Give Status | it is free.

Disadvantaged learners are more likely to have an external locus of control, to step back and to opt out of learning. Our sense of status determines how far we belong, connect, and ultimately whether we feel part of the game. If you do not see yourself as part of the game, you will opt out and protect yourself from further status harm by playing a different game or cutting losses to avoid playing and failing.

As individuals, we have an un-ending well of status and to give status is a fundamental human gift. To give status is to be interested in every child, who they are, what they are doing, smiling, acknowledging, encouraging, noticing, being present. It costs us nothing, is a measure of our shared values and plays out in every interaction. How far are schools places of status how far are all colleagues truly on the side of children?


I believe in you | An invitation to dance (always)

Every child needs to have at least one adult who believes in them. Magic happens when all colleagues believe in all children.

To grow up advantaged is to have adults who deeply believe in you, hold you to high expectations, encouraging (demanding) participation in supported opportunities over time. A childhood that encourages risk taking, whilst holding a safety net and offering commentary, narrating the journey through life, reaffirming and strengthening a child’s internal locus of control incrementally, day by day.

And in this we see what must be done, to re-design the system to enable disadvantaged to participate, to have supported opportunity and wider social connectivity, with a back stop of someone who believes in them, who creates a safety net and supports them as they interpret life. Get up, go again, you have agency, you are always invited to dance.


Lost in Transition mind the gap

Children navigate many transitions as they move through their education. Advantaged children leap confidently across these transitions, whilst disadvantaged gingerly and uncertainly step across; this is not for me. Whether it is the summer break (any break), moving schools, moving years, options or pathway choices, advantaged families step forward, stage manage, resource and guide readiness and decision making.

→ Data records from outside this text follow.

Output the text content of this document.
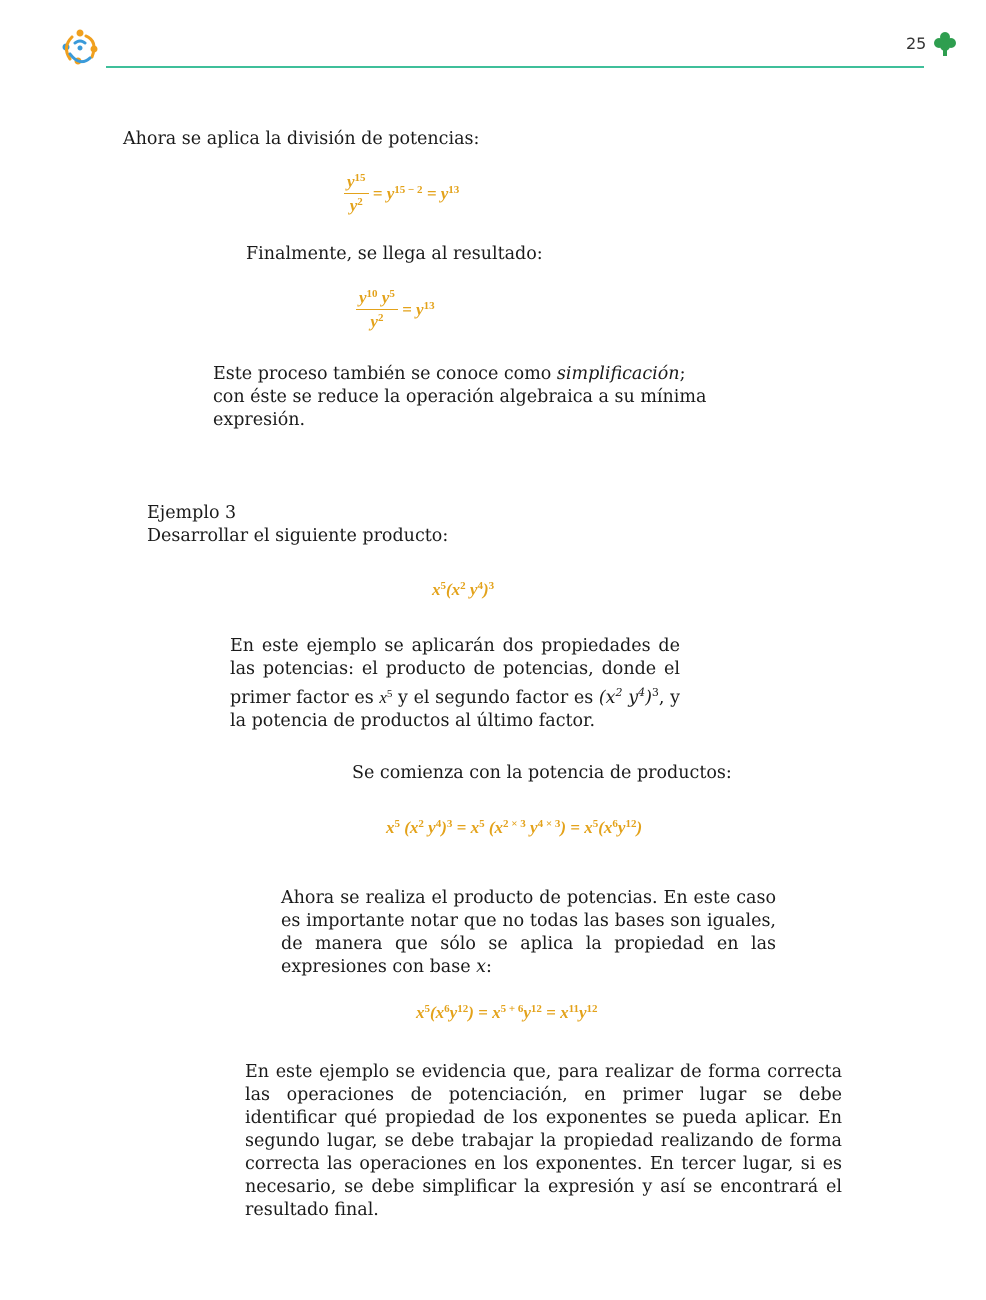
25
Ahora se aplica la división de potencias:
$\frac{y^{15}}{y^2} = y^{15 - 2} = y^{13}$
Finalmente, se llega al resultado:
$\frac{y^{10} y^5}{y^2} = y^{13}$
Este proceso también se conoce como simplificación; con éste se reduce la operación algebraica a su mínima expresión.
Ejemplo 3
Desarrollar el siguiente producto:
$x^5(x^2$ $y^4)^3$
En este ejemplo se aplicarán dos propiedades de las potencias: el producto de potencias, donde el primer factor es $x^5$ y el segundo factor es ($x^2$ $y^4)^3$, y la potencia de productos al último factor.
Se comienza con la potencia de productos:
$x^5$ ($x^2$ $y^4)^3 = x^5$ ($x^{2 \times 3}$ $y^{4 \times 3}) = x^5(x^6y^{12})$
Ahora se realiza el producto de potencias. En este caso es importante notar que no todas las bases son iguales, de manera que sólo se aplica la propiedad en las expresiones con base x:
$x^5(x^6y^{12}) = x^{5 + 6}y^{12} = x^{11}y^{12}$
En este ejemplo se evidencia que, para realizar de forma correcta las operaciones de potenciación, en primer lugar se debe identificar qué propiedad de los exponentes se pueda aplicar. En segundo lugar, se debe trabajar la propiedad realizando de forma correcta las operaciones en los exponentes. En tercer lugar, si es necesario, se debe simplificar la expresión y así se encontrará el resultado final.
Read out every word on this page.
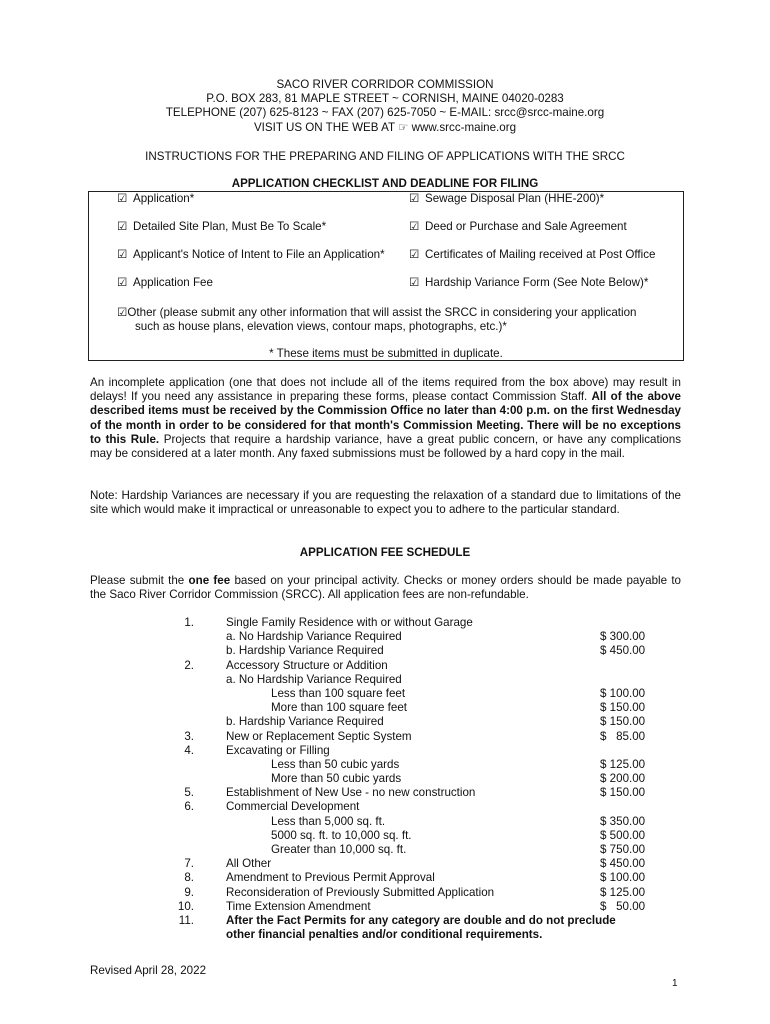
SACO RIVER CORRIDOR COMMISSION
P.O. BOX 283, 81 MAPLE STREET ~ CORNISH, MAINE 04020-0283
TELEPHONE (207) 625-8123 ~ FAX (207) 625-7050 ~ E-MAIL: srcc@srcc-maine.org
VISIT US ON THE WEB AT ☞ www.srcc-maine.org
INSTRUCTIONS FOR THE PREPARING AND FILING OF APPLICATIONS WITH THE SRCC
APPLICATION CHECKLIST AND DEADLINE FOR FILING
☑Other (please submit any other information that will assist the SRCC in considering your application
such as house plans, elevation views, contour maps, photographs, etc.)*
* These items must be submitted in duplicate.
☑ Application*	☑ Sewage Disposal Plan (HHE-200)*
☑ Detailed Site Plan, Must Be To Scale*	☑ Deed or Purchase and Sale Agreement
☑ Applicant's Notice of Intent to File an Application* ☑ Certificates of Mailing received at Post Office
☑ Application Fee	☑ Hardship Variance Form (See Note Below)*
An incomplete application (one that does not include all of the items required from the box above) may result in delays! If you need any assistance in preparing these forms, please contact Commission Staff. All of the above described items must be received by the Commission Office no later than 4:00 p.m. on the first Wednesday of the month in order to be considered for that month's Commission Meeting. There will be no exceptions to this Rule. Projects that require a hardship variance, have a great public concern, or have any complications may be considered at a later month. Any faxed submissions must be followed by a hard copy in the mail.
Note: Hardship Variances are necessary if you are requesting the relaxation of a standard due to limitations of the site which would make it impractical or unreasonable to expect you to adhere to the particular standard.
APPLICATION FEE SCHEDULE
Please submit the one fee based on your principal activity. Checks or money orders should be made payable to the Saco River Corridor Commission (SRCC). All application fees are non-refundable.
1.	Single Family Residence with or without Garage
a. No Hardship Variance Required	$ 300.00
b. Hardship Variance Required	$ 450.00
2.	Accessory Structure or Addition
a. No Hardship Variance Required
Less than 100 square feet	$ 100.00
More than 100 square feet	$ 150.00
b. Hardship Variance Required	$ 150.00
3.	New or Replacement Septic System	$   85.00
4.	Excavating or Filling
Less than 50 cubic yards	$ 125.00
More than 50 cubic yards	$ 200.00
5.	Establishment of New Use - no new construction	$ 150.00
6.	Commercial Development
Less than 5,000 sq. ft.	$ 350.00
5000 sq. ft. to 10,000 sq. ft.	$ 500.00
Greater than 10,000 sq. ft.	$ 750.00
7.	All Other	$ 450.00
8.	Amendment to Previous Permit Approval	$ 100.00
9.	Reconsideration of Previously Submitted Application	$ 125.00
10.	Time Extension Amendment	$   50.00
11.	After the Fact Permits for any category are double and do not preclude
other financial penalties and/or conditional requirements.
Revised April 28, 2022
1
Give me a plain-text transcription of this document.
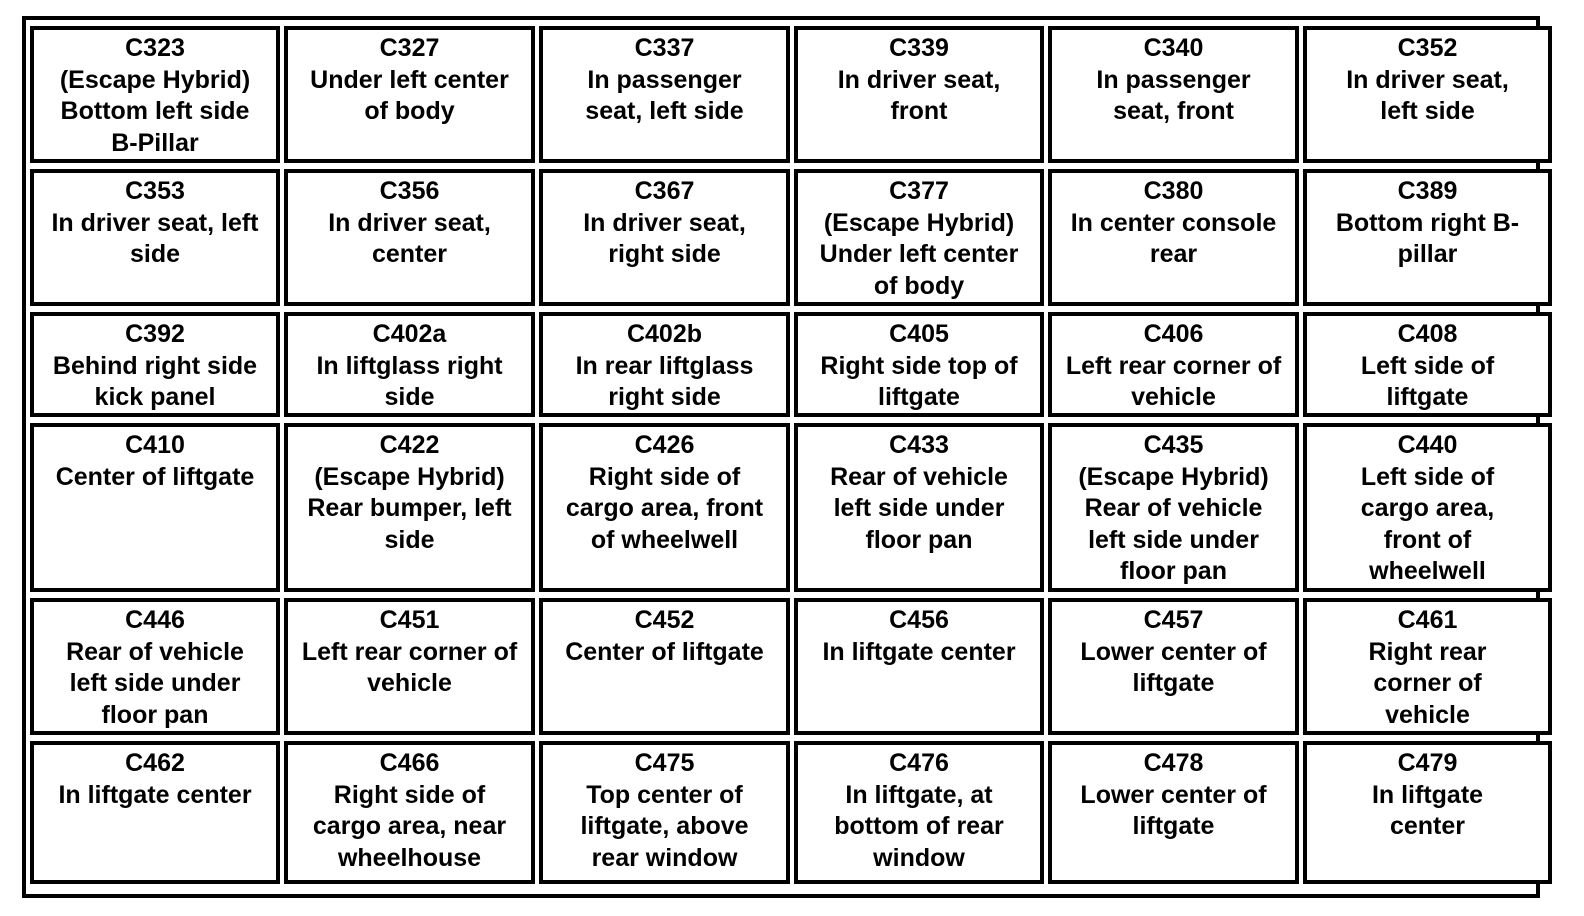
C323
(Escape Hybrid)
Bottom left side
B-Pillar
C327
Under left center
of body
C337
In passenger
seat, left side
C339
In driver seat,
front
C340
In passenger
seat, front
C352
In driver seat,
left side
C353
In driver seat, left
side
C356
In driver seat,
center
C367
In driver seat,
right side
C377
(Escape Hybrid)
Under left center
of body
C380
In center console
rear
C389
Bottom right B-
pillar
C392
Behind right side
kick panel
C402a
In liftglass right
side
C402b
In rear liftglass
right side
C405
Right side top of
liftgate
C406
Left rear corner of
vehicle
C408
Left side of
liftgate
C410
Center of liftgate
C422
(Escape Hybrid)
Rear bumper, left
side
C426
Right side of
cargo area, front
of wheelwell
C433
Rear of vehicle
left side under
floor pan
C435
(Escape Hybrid)
Rear of vehicle
left side under
floor pan
C440
Left side of
cargo area,
front of
wheelwell
C446
Rear of vehicle
left side under
floor pan
C451
Left rear corner of
vehicle
C452
Center of liftgate
C456
In liftgate center
C457
Lower center of
liftgate
C461
Right rear
corner of
vehicle
C462
In liftgate center
C466
Right side of
cargo area, near
wheelhouse
C475
Top center of
liftgate, above
rear window
C476
In liftgate, at
bottom of rear
window
C478
Lower center of
liftgate
C479
In liftgate
center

At the same time disadvantaged learners get lost in transitions and lose connection, disconnected from seizing opportunities. In these transitions they are reminded that this is a world that happens to them, they step back, not forward and the gap widens, on repeat. We need to be braver and apply equity to stage manage and connect children so they find (not lose) themselves in transition.


Curriculum is the key lever | Quality of teaching the determining factor

The curriculum, and particularly what we choose to value, how we structure it and how we enact it, is the key lever and our best bet for disadvantaged learners. This long-term investment seeks to secure the key substantive and disciplinary concepts and powerful knowledge required to achieve attainment mobility for all children; placing our chips on curriculum, the golden ticket. Securing the spine of the curriculum (and tight to the spine), the core concepts and powerful knowledge that weaves the warp and weft of children’s schema to accumulate more, later. Really understanding where children are and teaching the next bit, assuming less and adapting teaching to meet need. Measuring and targetting the attainment of disadvantaged learners (and progress) as the true (only) measure of teaching quality.


Being braver

Children need us to be braver, to be more ferocious, to use our power and agency to apply equity, to give status, to measure what matters, to build culture and curriculum that closes gaps; attendance first. And if we do so, we just might create the conditions that disproportionately support disadvantaged learners to accumulate advantage and close the gaps that we currently perpetuate.

Are we brave enough to re-think, to be unswerving in building provision (schools and our system) to apply the equity and give the resource required to those children who are under-resourced, who need us to be braver?     

A quest worth pursuing. Heroes needed.